C'est l'un de ces conseils et "astuces" qui reviennent sur les réseaux sociaux depuis de nombreuses années. On le dénichait dès 2018 sur le réseau social Facebook, sous la forme de petit tuyau à partager immédiatement à tous ses contacts. "SI ON VOUS FORCE SOUS LA MENACE A RETIRER DE L'ARGENT A UN DISTRIBUTEUR AUTOMATIQUE : Introduisez votre code pin à l'envers (ex. si votre code est 1234, introduisez 4321) la machine reconnaît votre code, mais sait que vous l'avez introduit volontairement à l'envers. La police sait donc que vous êtes menacé et peut intervenir".
Est-ce vrai ? Le blog de l'entreprise de cybersécurité Kaspersky a donné la réponse et revient sur l'histoire de cette "trouvaille". Premier élément de réponse, la légende ne sort pas totalement de nulle part ! Comme souvent, elle contient une part de vérité. En 1994, un avocat américain, Joseph Zingher, a déposé une demande de brevet pour une méthode transformant un code PIN inversé en appel d'urgence de la banque vers la police.
L'idée selon Kaspersky, qui explique le fonctionnement de l'invention, était de permettre à un client d'alerter les forces de l'ordre à l'insu de son agresseur. Le brevet est bien accordé, mais son déploiement se heurte à de nombreux obstacles.
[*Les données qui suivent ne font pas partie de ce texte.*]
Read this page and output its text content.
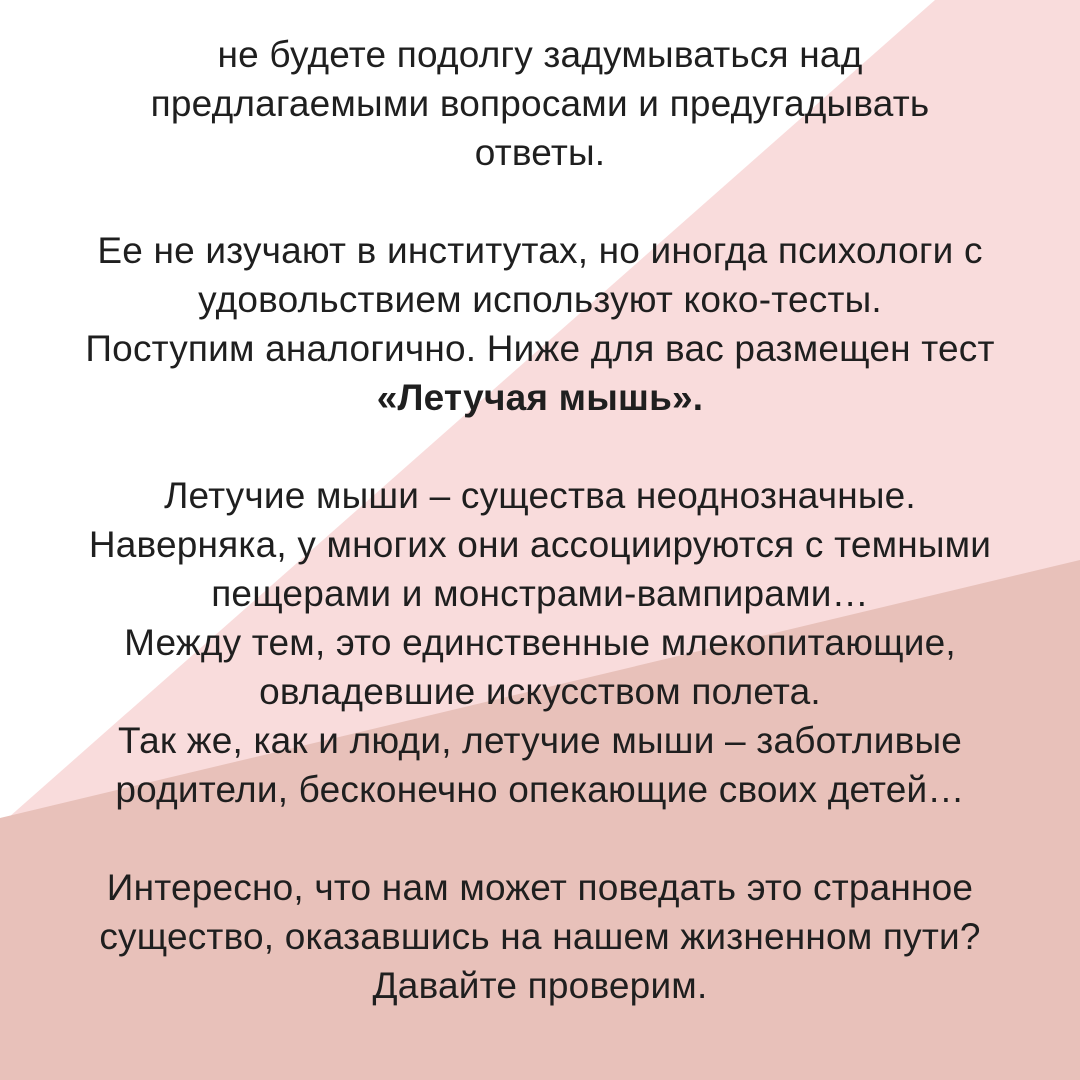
не будете подолгу задумываться над
предлагаемыми вопросами и предугадывать
ответы.
Ее не изучают в институтах, но иногда психологи с
удовольствием используют коко-тесты.
Поступим аналогично. Ниже для вас размещен тест
«Летучая мышь».
Летучие мыши – существа неоднозначные.
Наверняка, у многих они ассоциируются с темными
пещерами и монстрами-вампирами…
Между тем, это единственные млекопитающие,
овладевшие искусством полета.
Так же, как и люди, летучие мыши – заботливые
родители, бесконечно опекающие своих детей…
Интересно, что нам может поведать это странное
существо, оказавшись на нашем жизненном пути?
Давайте проверим.
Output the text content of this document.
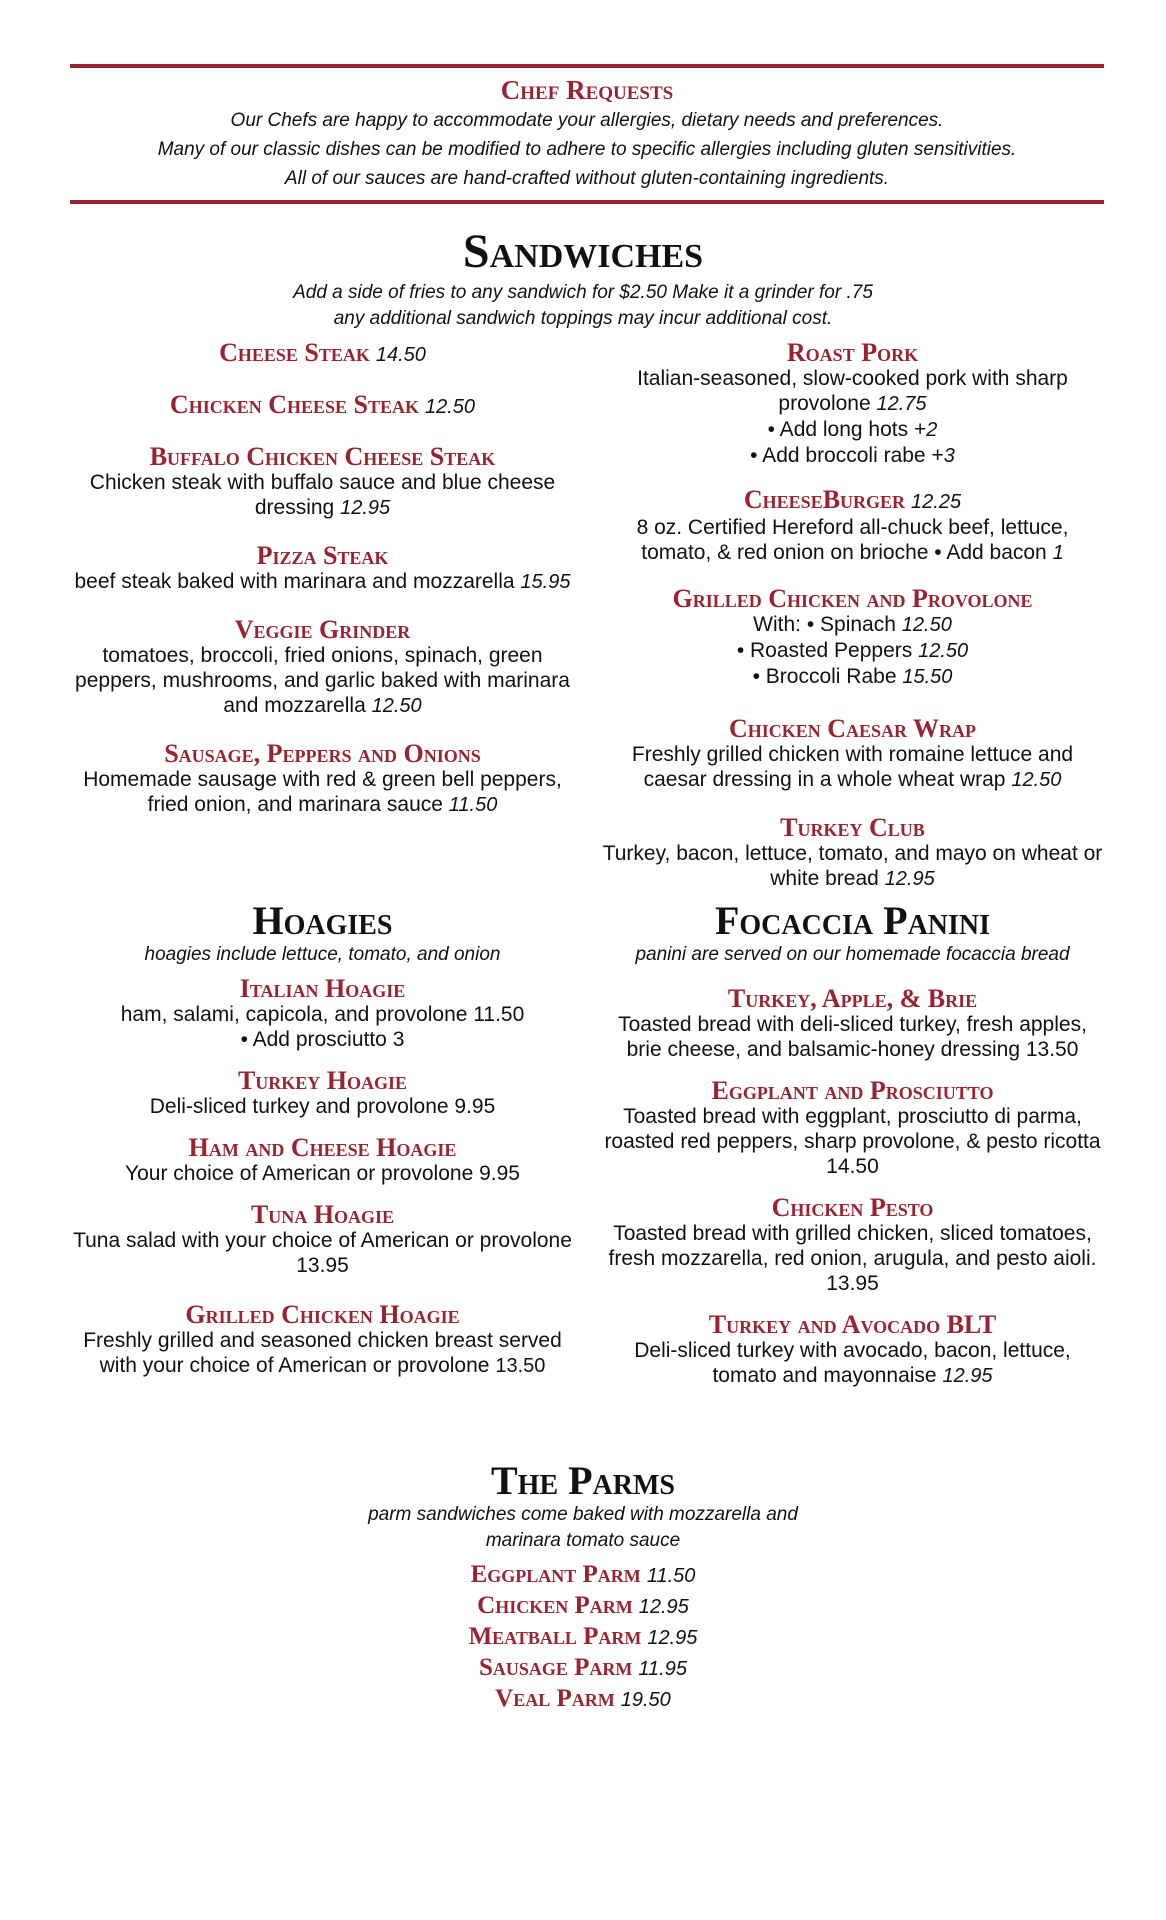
Chef Requests
Our Chefs are happy to accommodate your allergies, dietary needs and preferences.
Many of our classic dishes can be modified to adhere to specific allergies including gluten sensitivities.
All of our sauces are hand-crafted without gluten-containing ingredients.
Sandwiches
Add a side of fries to any sandwich for $2.50 Make it a grinder for .75
any additional sandwich toppings may incur additional cost.
Cheese Steak 14.50
Chicken Cheese Steak 12.50
Buffalo Chicken Cheese Steak
Chicken steak with buffalo sauce and blue cheese dressing 12.95
Pizza Steak
beef steak baked with marinara and mozzarella 15.95
Veggie Grinder
tomatoes, broccoli, fried onions, spinach, green peppers, mushrooms, and garlic baked with marinara and mozzarella 12.50
Sausage, Peppers and Onions
Homemade sausage with red & green bell peppers, fried onion, and marinara sauce 11.50
Roast Pork
Italian-seasoned, slow-cooked pork with sharp provolone 12.75
• Add long hots +2
• Add broccoli rabe +3
CheeseBurger 12.25
8 oz. Certified Hereford all-chuck beef, lettuce, tomato, & red onion on brioche • Add bacon 1
Grilled Chicken and Provolone
With: • Spinach 12.50
• Roasted Peppers 12.50
• Broccoli Rabe 15.50
Chicken Caesar Wrap
Freshly grilled chicken with romaine lettuce and caesar dressing in a whole wheat wrap 12.50
Turkey Club
Turkey, bacon, lettuce, tomato, and mayo on wheat or white bread 12.95
Hoagies
hoagies include lettuce, tomato, and onion
Italian Hoagie
ham, salami, capicola, and provolone 11.50
• Add prosciutto 3
Turkey Hoagie
Deli-sliced turkey and provolone 9.95
Ham and Cheese Hoagie
Your choice of American or provolone 9.95
Tuna Hoagie
Tuna salad with your choice of American or provolone 13.95
Grilled Chicken Hoagie
Freshly grilled and seasoned chicken breast served with your choice of American or provolone 13.50
Focaccia Panini
panini are served on our homemade focaccia bread
Turkey, Apple, & Brie
Toasted bread with deli-sliced turkey, fresh apples, brie cheese, and balsamic-honey dressing 13.50
Eggplant and Prosciutto
Toasted bread with eggplant, prosciutto di parma, roasted red peppers, sharp provolone, & pesto ricotta 14.50
Chicken Pesto
Toasted bread with grilled chicken, sliced tomatoes, fresh mozzarella, red onion, arugula, and pesto aioli. 13.95
Turkey and Avocado BLT
Deli-sliced turkey with avocado, bacon, lettuce, tomato and mayonnaise 12.95
The Parms
parm sandwiches come baked with mozzarella and
marinara tomato sauce
Eggplant Parm 11.50
Chicken Parm 12.95
Meatball Parm 12.95
Sausage Parm 11.95
Veal Parm 19.50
Dans les années 2000, des élus américains tentent de faire adopter une loi contraignant les banques à installer ce dispositif. C'est aussi à ce moment que les premières chaînes de messages décrivant l'astuce commencent à circuler en ligne, comme si la fonctionnalité existait déjà.
Mais les banques et les régulateurs ne sont pas convaincus ! Kaspersky rappelle les arguments avancés par les opposants : le système serait coûteux à déployer, son efficacité en situation réelle serait difficile à évaluer, et la police risquerait de crouler sous les fausses alertes. S'y ajoute un risque : combien de personnes, sous la menace d'une arme, parviendraient réellement à inverser correctement leur code ? Dans la panique, ne se mettraient-ils pas davantage en danger ?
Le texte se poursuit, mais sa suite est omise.